The financial crisis of 2008 and 2009 was bad, but in some ways I think what happened yesterday was scarier.
In case you missed it, the Dow Jones index plunged about 10% in about five minutes. "About $700 billion of U.S. stock- market value was wiped out in less than 10 minutes," Businessweek reported. $700 billion. That's $1.2 million dollars down the drain every second. The Wall Street Journal reported that shares of companies worth billions of dollars earlier in the day were trading at one cent, while shares of Sotheby's briefly jumped from $35 to $100,000.
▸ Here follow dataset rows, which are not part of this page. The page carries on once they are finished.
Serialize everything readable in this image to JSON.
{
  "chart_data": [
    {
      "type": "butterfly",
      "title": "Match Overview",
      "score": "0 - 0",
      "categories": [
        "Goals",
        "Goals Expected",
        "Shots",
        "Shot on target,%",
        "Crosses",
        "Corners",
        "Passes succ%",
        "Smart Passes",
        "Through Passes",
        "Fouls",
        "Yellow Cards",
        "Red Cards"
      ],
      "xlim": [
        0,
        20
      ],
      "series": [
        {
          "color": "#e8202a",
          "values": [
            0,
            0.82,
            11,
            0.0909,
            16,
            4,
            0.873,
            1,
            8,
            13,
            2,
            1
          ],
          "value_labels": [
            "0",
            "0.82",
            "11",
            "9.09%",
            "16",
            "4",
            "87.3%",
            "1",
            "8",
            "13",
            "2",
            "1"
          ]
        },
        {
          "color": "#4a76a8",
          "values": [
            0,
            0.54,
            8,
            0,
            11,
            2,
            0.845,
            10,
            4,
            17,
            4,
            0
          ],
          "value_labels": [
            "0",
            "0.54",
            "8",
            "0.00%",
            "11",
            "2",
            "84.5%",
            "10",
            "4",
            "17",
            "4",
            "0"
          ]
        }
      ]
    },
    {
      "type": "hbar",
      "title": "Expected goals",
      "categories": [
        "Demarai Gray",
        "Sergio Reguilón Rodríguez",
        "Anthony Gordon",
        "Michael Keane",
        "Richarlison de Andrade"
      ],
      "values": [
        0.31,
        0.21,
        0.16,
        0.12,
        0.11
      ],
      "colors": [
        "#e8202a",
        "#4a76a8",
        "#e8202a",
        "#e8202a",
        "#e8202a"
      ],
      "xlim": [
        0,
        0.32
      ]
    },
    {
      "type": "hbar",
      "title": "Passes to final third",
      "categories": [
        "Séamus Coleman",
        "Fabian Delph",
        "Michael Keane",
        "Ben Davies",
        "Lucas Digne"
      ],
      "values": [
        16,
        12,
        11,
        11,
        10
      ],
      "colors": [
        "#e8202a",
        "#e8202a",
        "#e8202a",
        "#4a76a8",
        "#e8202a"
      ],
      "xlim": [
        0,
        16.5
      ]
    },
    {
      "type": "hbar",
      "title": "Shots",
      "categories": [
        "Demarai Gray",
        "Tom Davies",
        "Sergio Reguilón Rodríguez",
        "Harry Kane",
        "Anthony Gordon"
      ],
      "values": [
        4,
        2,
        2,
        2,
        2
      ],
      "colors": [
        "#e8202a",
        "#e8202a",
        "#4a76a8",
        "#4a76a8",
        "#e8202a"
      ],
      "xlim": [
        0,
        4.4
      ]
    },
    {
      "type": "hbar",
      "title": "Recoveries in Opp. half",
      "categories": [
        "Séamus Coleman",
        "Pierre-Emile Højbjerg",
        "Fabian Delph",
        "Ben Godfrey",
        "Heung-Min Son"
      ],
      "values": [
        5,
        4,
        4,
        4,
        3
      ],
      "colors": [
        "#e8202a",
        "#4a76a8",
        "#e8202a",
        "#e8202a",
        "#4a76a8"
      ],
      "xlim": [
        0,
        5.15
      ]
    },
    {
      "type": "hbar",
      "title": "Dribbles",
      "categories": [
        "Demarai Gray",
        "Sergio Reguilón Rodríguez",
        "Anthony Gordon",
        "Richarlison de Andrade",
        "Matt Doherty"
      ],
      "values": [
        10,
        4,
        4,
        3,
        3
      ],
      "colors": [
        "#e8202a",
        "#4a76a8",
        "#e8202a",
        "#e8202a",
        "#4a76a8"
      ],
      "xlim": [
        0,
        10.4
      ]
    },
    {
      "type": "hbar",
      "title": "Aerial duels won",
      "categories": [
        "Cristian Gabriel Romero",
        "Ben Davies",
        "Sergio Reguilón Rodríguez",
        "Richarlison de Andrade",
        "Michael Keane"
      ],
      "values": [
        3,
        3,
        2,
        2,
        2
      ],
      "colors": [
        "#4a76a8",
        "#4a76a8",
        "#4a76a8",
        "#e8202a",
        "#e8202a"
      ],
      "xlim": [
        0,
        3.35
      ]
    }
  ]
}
Yes, the markets recovered somewhat after the free fall, and yes, the financial crisis of 2008 and 2009 had much more serious, longer-term consequences. But the financial crisis is, to a large extent, explainable. A housing bubble burst. Banks lent millions to people who had terrible credit because of faulty government incentives. The bad loans were packaged into crazy bundles that investors failed to closely scrutinize. But what was the explanation for yesterday's free fall?
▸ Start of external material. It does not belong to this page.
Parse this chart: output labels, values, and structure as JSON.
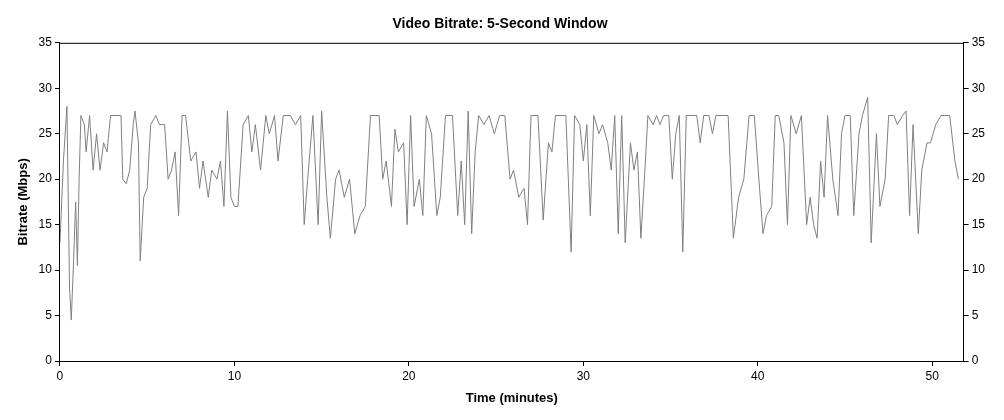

It hasn't even been 24 hours, so maybe it's premature to say it's inexplicable. But nobody seems to agree how the 10 minutes of terror happened. The Toronto Star says it was probably Greece's fault. The Associated Press speculates someone might have typed in a trade for $16 billion when they actually meant $16 million. Businessweek suggests it was just plain panic selling.
Stock markets are a fundamental economic institution. They are a place where people can go to buy and sell ownership of major companies. Stock trading should be straightforward. But when company values plummet $700 billion in ten minutes and no one knows why, that's scary. A simple typographical error shouldn't be able to wreak so much havoc on financial markets.
Consumer confidence is fragile. Cracking it is how recessions can get started. And if our stock markets can lose $700 billion in 10 minutes without us having any idea why, we could be in for some very tough times.